'Magic' plant discovery could lead to growing crops under long droughts.

A grass native to Australia and New Guinea may provide the genetic key to enable tropical crops such as rice and others to withstand the effects of climate change and still produce high yields.
As frequent and extreme weather conditions threaten global food security, results from glasshouse trials being conducted at the Queensland University of Technology’s (QUT) Centre for Tropical Crops and Biocommodities have shown that the grass, Tripogon loliiformis, regenerates when hydrated even after drying out during prolonged droughts.
QUT scientists Brett Williams, Sagadevan Mundree and their fellow researchers presented characteristics of “resurrection plants” such as T. loliiformis — which belong to a small group of vascular plants that possess unique stress tolerance mechanisms for surviving extreme environments and growing in nutrient and water-poor soils.
The research team showed that resurrection plants manipulate sugar metabolism to promote desiccation tolerance. This finding may provide candidate genes that are potentially useful for the development of stress tolerance in crops such as rice, sorghum and maize, which are a close relative of T. loliiformis.
According to Mundree, “The dried grass accumulates trehalose (a non-reducing sugar found in plants) that triggers autophagy (a process which allows the orderly degradation and recycling of cellular components). The levels of autophagy are controlled by the resurrection plant to prevent death upon drying.”
Autophagy’s role in stress mitigation, anti-aging and prevention of programmed cell death in naturally resilient species may provide fundamental information that can be used for the generation of stress-tolerant crops.
“While trehalose itself may not have as much of a protective role in rice, from the strategies that T. loliiformis utilises, we have learned that trehalose precursors, mainly trehalose-6 phosphate, are an energy metabolism regulator that can be manipulated to improve drought tolerance in maize,” Williams says.

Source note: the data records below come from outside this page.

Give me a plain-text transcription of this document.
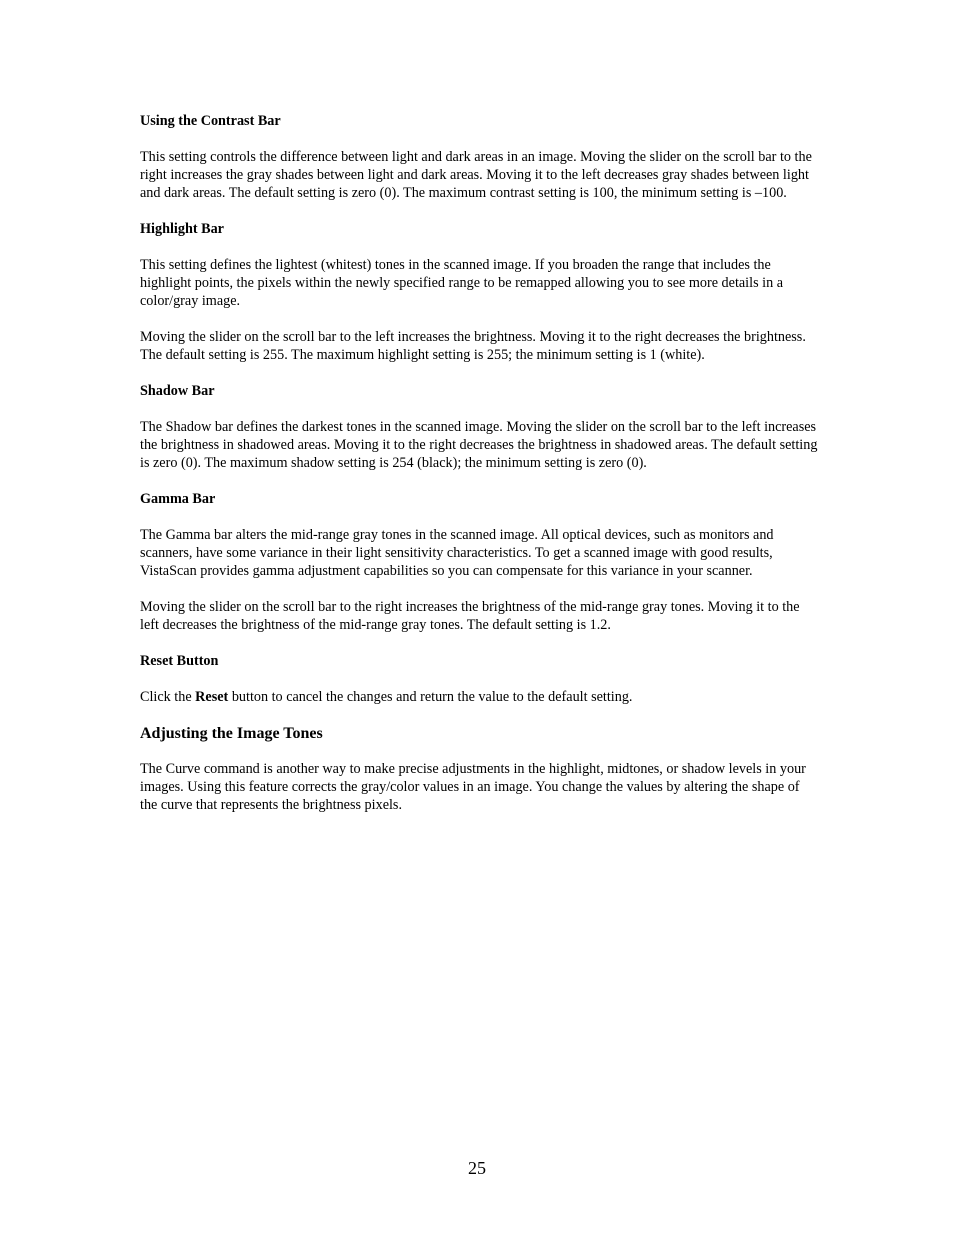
Using the Contrast Bar

This setting controls the difference between light and dark areas in an image. Moving the slider on the scroll bar to the right increases the gray shades between light and dark areas. Moving it to the left decreases gray shades between light and dark areas. The default setting is zero (0). The maximum contrast setting is 100, the minimum setting is –100.

Highlight Bar

This setting defines the lightest (whitest) tones in the scanned image. If you broaden the range that includes the highlight points, the pixels within the newly specified range to be remapped allowing you to see more details in a color/gray image.

Moving the slider on the scroll bar to the left increases the brightness. Moving it to the right decreases the brightness. The default setting is 255. The maximum highlight setting is 255; the minimum setting is 1 (white).

Shadow Bar

The Shadow bar defines the darkest tones in the scanned image. Moving the slider on the scroll bar to the left increases the brightness in shadowed areas. Moving it to the right decreases the brightness in shadowed areas. The default setting is zero (0). The maximum shadow setting is 254 (black); the minimum setting is zero (0).

Gamma Bar

The Gamma bar alters the mid-range gray tones in the scanned image. All optical devices, such as monitors and scanners, have some variance in their light sensitivity characteristics. To get a scanned image with good results, VistaScan provides gamma adjustment capabilities so you can compensate for this variance in your scanner.

Moving the slider on the scroll bar to the right increases the brightness of the mid-range gray tones. Moving it to the left decreases the brightness of the mid-range gray tones. The default setting is 1.2.

Reset Button

Click the Reset button to cancel the changes and return the value to the default setting.

Adjusting the Image Tones

The Curve command is another way to make precise adjustments in the highlight, midtones, or shadow levels in your images. Using this feature corrects the gray/color values in an image. You change the values by altering the shape of the curve that represents the brightness pixels.

25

Professor Waterhouse, a molecular geneticist with QUT's Centre for Tropical Crops and Biocommodities, said scientists could use this discovery to investigate other niche or sterile growing environments where plants were protected from disease -- and space was an intriguing option.
"So the recent film The Martian, which involved an astronaut stranded on Mars growing potatoes while living in an artificial habitat, had a bit more science fact than fiction than people might think," he said.
The researchers are in the process of proving some proof of concepts at the glasshouse stage in rice and chickpea and they are hopeful of beginning field trials in the next three to five years.